私感注釈
◎ これも李煜が京に囚われていた時の作。
※烏夜啼:詞牌の一。相見歡ともいう。この作品の詞牌を相見歡としているものもある。これは、烏夜啼でないとおかしい。詞調は同一でも、曲調が違う。烏夜啼はその名の通り暗い音楽だったはず。げんだいでもそのイメージを利用して、本のタイトルにするくらいである。なお、烏夜啼には異体があり、四十七字のものもある。これは逄么骸⒙}無憂ともいう。双調。換韻。詳しくは下記「構成について」を参照。
※無言:だれと話すこともなく、独り無言で、ことばの無い静寂を表す。『喜遷鶯』「曉月墜,宿雲微,無語枕頻欹。」というのもある。
※獨:独りぼっち。
※月如鈎:三日月のように鈎型になった月を言う。電灯のない昔のこと、当然月明かりの乏しい真っ暗な夜の景色を見ていることになる。鬼気迫る情景である。この詞は相見歡という詞牌だが又の名を烏夜啼ともいう。烏夜啼は本意であるとも思える。
※寂寞:さびしげな。
※梧桐:あおぎりときりの木。落魄、零落を暗示する働きを持つ語。
※深院:奥庭。中庭。院とは、塀や建物で囲まれた中庭。中国の伝統的な御殿は、塀で幾重にも区切られた庭園がある。
※鎖とじこめる。封じこめている。
※清秋:薄ら寒い秋、寂しげな秋、であって、清らかな秋ではない。前出『喜遷鶯』にも「啼鶯散,餘花亂,寂寞畫堂深院。片紅休掃盡從伊,留待舞人歸。」がある。

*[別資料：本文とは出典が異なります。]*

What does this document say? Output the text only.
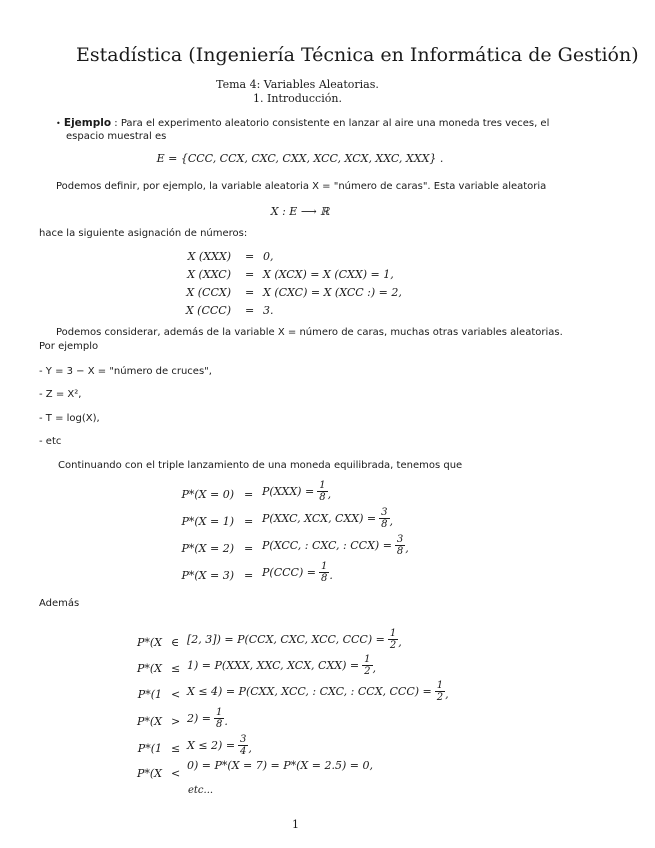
Estadística (Ingeniería Técnica en Informática de Gestión)
Tema 4: Variables Aleatorias.
1. Introducción.
• Ejemplo : Para el experimento aleatorio consistente en lanzar al aire una moneda tres veces, el
espacio muestral es
E = {CCC, CCX, CXC, CXX, XCC, XCX, XXC, XXX} .
Podemos definir, por ejemplo, la variable aleatoria X = "número de caras". Esta variable aleatoria
X : E ⟶ ℝ
hace la siguiente asignación de números:
X (XXX) = 0,
X (XXC) = X (XCX) = X (CXX) = 1,
X (CCX) = X (CXC) = X (XCC :) = 2,
X (CCC) = 3.
Podemos considerar, además de la variable X = número de caras, muchas otras variables aleatorias.
Por ejemplo
- Y = 3 − X = "número de cruces",
- Z = X²,
- T = log(X),
- etc
Continuando con el triple lanzamiento de una moneda equilibrada, tenemos que
$P*(X = 0) = P(XXX) = \frac{1}{8}$ ,
P*(X = 1) = P(XXC, XCX, $CXX) = \frac{3}{8}$ ,
P*(X = 2) = P(XCC, : CXC, : $CCX) = \frac{3}{8}$ ,
$P*(X = 3) = P(CCC) = \frac{1}{8}$ .
Además
P*(X ∈ [2, 3]) = P(CCX, CXC, XCC, $CCC) = \frac{1}{2}$ ,
P*(X ≤ 1) = P(XXX, XXC, XCX, $CXX) = \frac{1}{2}$ ,
P*(1 < X ≤ 4) = P(CXX, XCC, : CXC, : CCX, $CCC) = \frac{1}{2}$ ,
$P*(X > 2) = \frac{1}{8}$ .
$P*(1 \le X \le 2) = \frac{3}{4}$ ,
P*(X <
0) = P*(X = 7) = P*(X = 2.5) = 0,
etc...
1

※剪:剪は、はさみで切ること。斧できるのや、小刀で切るのは別の語(漢字)を使う。
※剪不斷:「きっても断ち切れない」という、為し得ないことを表現する際の語順。もし「断ち切らない」という自分の意志の否定だと、敢えて言えば「不剪斷」となる。
※理:整える。整理、理髪の理。
※還:なおまだ。現代口語でも、この用法はよく使う。
※理還亂:整えても またすぐ乱れる。
※是:これ。…は…である。断ち難く、収め難いのは、離愁である。という働きをする。
※離愁:遠く京にいて、故郷金陵の宮廷を始めとする南唐への思いをいう。
※別是:べつに これ。この語だけでは訳しにくい。
※一般:詞語では、一種の。一種独特の。「一般」を「一番」とする書もある。
※滋味:あじわい。
※心頭:こころ。頭は名詞などの後ろに付く接尾辞。取り立てて訳せない。
※別是一般滋味 在心頭:(断ち難く、収め難い)離愁が李を襲ってくる。何とも言い表せない特別な一種独特のあじわいが心に生じてくることだ。「是」字を「これ」と読んでいるが、この場合、指示詞ではない。当然その機能もない。蛇足だが、現代語では「別有一般滋味」(一種異なった味わいがある)というのがあるが、その祖形は、これか。
◎ 構成について
双調。三十六字。換韻。韻式は「AAA bbAA」
九字句は六字と三字等に分かれること。(異体有り)
○●○○,(A平韻)
●○○。(A平韻)
●○●・●○○。(A平韻)
●,(b仄韻)
○●。(b仄韻)
●○○。(A平韻)
●○●・●○○。(A平韻)
韻脚:「樓鈎秋」は「第十二部平声」。「斷亂」は「第七部去声」。「愁頭」は「第十二部平声」。
この作品は極めて正確に作られている。